Os dados oficiais revelam um desempenho robusto: a campanha 2024–25 comercializou 195.400 toneladas, aproximando-se dos níveis históricos dos anos 1970. No primeiro trimestre deste ano, as exportações de castanha geraram USD 38,7 milhões, mantendo o produto como principal exportação agrícola tradicional do país.

Programa De USD 374 Milhões Para Expandir A Fileira Até 2034

O reforço dos preços ocorre num momento em que Moçambique executa um programa nacional de desenvolvimento da cadeia de valor do caju, orçado em USD 374 milhões. O objectivo é expandir a produção anual dos actuais 158 mil para 689 mil toneladas até 2034, apostando numa transformação estrutural do sector.

O plano inclui o aumento da assistência aos produtores — de 230 mil para mais de 600 mil —, o incremento da capacidade de processamento — de 40 mil para mais de 482 mil toneladas — e a consolidação da digitalização em toda a fileira. O modelo pretende reforçar alianças entre produtores, industriais e exportadores, promovendo maior eficiência e autonomia sectorial.

Caju Como Pilar De Coesão Social E Segurança Alimentar

As autoridades destacam ainda o papel social e nutritivo da castanha de caju.
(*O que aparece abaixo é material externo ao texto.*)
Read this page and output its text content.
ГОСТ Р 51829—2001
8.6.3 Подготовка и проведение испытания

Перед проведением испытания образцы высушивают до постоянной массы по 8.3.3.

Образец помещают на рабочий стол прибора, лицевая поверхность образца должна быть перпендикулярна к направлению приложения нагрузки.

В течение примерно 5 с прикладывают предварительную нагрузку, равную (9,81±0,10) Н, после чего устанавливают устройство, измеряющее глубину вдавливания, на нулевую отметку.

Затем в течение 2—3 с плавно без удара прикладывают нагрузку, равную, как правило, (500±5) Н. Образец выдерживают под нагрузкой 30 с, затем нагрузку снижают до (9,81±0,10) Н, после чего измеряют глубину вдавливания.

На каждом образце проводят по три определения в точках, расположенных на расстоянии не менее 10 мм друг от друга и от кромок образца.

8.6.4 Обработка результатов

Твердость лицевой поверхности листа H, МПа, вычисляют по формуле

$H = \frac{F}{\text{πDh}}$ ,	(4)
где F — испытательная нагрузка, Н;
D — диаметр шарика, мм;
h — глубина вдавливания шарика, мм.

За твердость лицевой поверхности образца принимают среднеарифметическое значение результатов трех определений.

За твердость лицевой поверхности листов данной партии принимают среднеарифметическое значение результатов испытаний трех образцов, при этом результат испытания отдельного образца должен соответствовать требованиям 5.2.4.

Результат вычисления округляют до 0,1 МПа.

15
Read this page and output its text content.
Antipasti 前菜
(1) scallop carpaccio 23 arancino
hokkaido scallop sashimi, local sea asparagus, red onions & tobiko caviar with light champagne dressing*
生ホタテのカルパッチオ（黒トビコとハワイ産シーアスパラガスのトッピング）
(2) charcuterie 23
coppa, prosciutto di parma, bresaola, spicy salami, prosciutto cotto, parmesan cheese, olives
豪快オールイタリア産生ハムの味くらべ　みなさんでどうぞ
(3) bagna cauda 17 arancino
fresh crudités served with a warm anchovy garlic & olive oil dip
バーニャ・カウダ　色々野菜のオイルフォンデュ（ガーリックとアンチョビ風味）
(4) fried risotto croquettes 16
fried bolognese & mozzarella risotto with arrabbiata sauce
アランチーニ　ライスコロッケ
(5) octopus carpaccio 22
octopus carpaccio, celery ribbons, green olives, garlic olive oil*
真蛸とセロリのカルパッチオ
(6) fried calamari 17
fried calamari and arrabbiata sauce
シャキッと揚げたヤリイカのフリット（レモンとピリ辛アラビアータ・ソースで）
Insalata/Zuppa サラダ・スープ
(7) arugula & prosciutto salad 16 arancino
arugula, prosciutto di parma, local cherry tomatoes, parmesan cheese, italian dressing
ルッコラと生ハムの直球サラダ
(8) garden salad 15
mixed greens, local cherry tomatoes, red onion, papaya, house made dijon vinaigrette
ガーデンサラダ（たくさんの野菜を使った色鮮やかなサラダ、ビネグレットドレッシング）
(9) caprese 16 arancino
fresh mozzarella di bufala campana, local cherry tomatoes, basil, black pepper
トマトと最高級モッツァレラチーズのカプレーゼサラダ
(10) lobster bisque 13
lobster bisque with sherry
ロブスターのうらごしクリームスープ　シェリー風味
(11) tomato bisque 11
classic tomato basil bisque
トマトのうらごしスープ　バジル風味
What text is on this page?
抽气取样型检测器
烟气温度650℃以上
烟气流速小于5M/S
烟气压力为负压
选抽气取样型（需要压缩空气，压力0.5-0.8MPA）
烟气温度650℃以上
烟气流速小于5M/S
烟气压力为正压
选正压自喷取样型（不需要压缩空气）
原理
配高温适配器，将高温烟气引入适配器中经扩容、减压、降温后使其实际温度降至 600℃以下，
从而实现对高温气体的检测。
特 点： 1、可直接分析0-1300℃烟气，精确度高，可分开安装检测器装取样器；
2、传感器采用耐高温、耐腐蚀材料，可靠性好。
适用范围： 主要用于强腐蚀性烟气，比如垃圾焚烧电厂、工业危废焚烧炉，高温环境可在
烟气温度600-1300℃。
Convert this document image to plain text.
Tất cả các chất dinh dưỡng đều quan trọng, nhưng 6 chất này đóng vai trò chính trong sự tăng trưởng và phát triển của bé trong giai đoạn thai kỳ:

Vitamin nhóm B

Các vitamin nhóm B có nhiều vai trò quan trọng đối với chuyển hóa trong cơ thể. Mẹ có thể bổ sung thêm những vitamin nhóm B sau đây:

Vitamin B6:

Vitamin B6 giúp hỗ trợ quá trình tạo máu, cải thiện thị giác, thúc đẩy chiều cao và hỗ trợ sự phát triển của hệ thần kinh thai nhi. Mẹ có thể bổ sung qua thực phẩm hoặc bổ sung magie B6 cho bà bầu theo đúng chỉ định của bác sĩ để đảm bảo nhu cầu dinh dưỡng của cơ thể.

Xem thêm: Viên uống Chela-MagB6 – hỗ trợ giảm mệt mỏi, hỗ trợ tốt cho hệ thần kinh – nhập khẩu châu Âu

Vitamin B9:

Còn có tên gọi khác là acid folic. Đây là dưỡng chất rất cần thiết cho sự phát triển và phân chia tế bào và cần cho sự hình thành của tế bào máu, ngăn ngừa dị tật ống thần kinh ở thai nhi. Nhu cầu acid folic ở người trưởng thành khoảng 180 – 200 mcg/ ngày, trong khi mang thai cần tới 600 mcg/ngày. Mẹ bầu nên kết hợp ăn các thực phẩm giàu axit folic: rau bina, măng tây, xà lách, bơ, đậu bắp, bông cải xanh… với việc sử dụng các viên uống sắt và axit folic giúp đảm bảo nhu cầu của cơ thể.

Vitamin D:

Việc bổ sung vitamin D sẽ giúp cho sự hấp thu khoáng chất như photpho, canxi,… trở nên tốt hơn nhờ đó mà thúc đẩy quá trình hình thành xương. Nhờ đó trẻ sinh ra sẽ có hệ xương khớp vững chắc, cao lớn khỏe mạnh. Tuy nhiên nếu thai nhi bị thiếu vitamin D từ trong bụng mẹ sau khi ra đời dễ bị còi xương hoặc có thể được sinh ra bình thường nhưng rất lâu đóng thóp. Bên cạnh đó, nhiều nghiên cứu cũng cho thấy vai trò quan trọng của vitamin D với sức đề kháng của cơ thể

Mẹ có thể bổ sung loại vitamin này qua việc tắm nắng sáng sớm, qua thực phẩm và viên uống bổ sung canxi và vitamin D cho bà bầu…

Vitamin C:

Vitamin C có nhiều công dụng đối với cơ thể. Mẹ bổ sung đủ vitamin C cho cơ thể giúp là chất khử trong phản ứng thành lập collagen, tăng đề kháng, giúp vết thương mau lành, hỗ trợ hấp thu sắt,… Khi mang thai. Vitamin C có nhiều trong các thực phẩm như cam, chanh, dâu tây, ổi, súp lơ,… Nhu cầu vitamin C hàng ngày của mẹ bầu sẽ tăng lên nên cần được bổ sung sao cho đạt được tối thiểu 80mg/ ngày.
Para Roberto Albino, responsável do sector citado na sessão, “a castanha de caju é um produto de coesão social e promove a segurança alimentar”. Defendeu, por isso, a sua maior inclusão em programas de alimentação escolar e nos menus dos restaurantes nacionais, sublinhando o seu potencial económico e nutricional.

Desafios E Oportunidades No Horizonte

Apesar dos progressos, o sector enfrenta desafios ligados à variabilidade climática, produtividade agrícola e competição de mercados externos. A estratégia governamental assenta na modernização da produção, no fortalecimento das unidades de processamento e na redução gradual da intervenção estatal directa, promovendo uma indústria mais autónoma e competitiva.

Com o novo preço de referência e um programa de investimentos de grande escala, Moçambique prepara-se para reposicionar a castanha de caju como um dos motores estruturantes da sua agricultura comercial. A competitividade externa, a integração industrial e a capitalização dos produtores serão determinantes para transformar este impulso em ganhos sustentáveis ao longo da próxima década.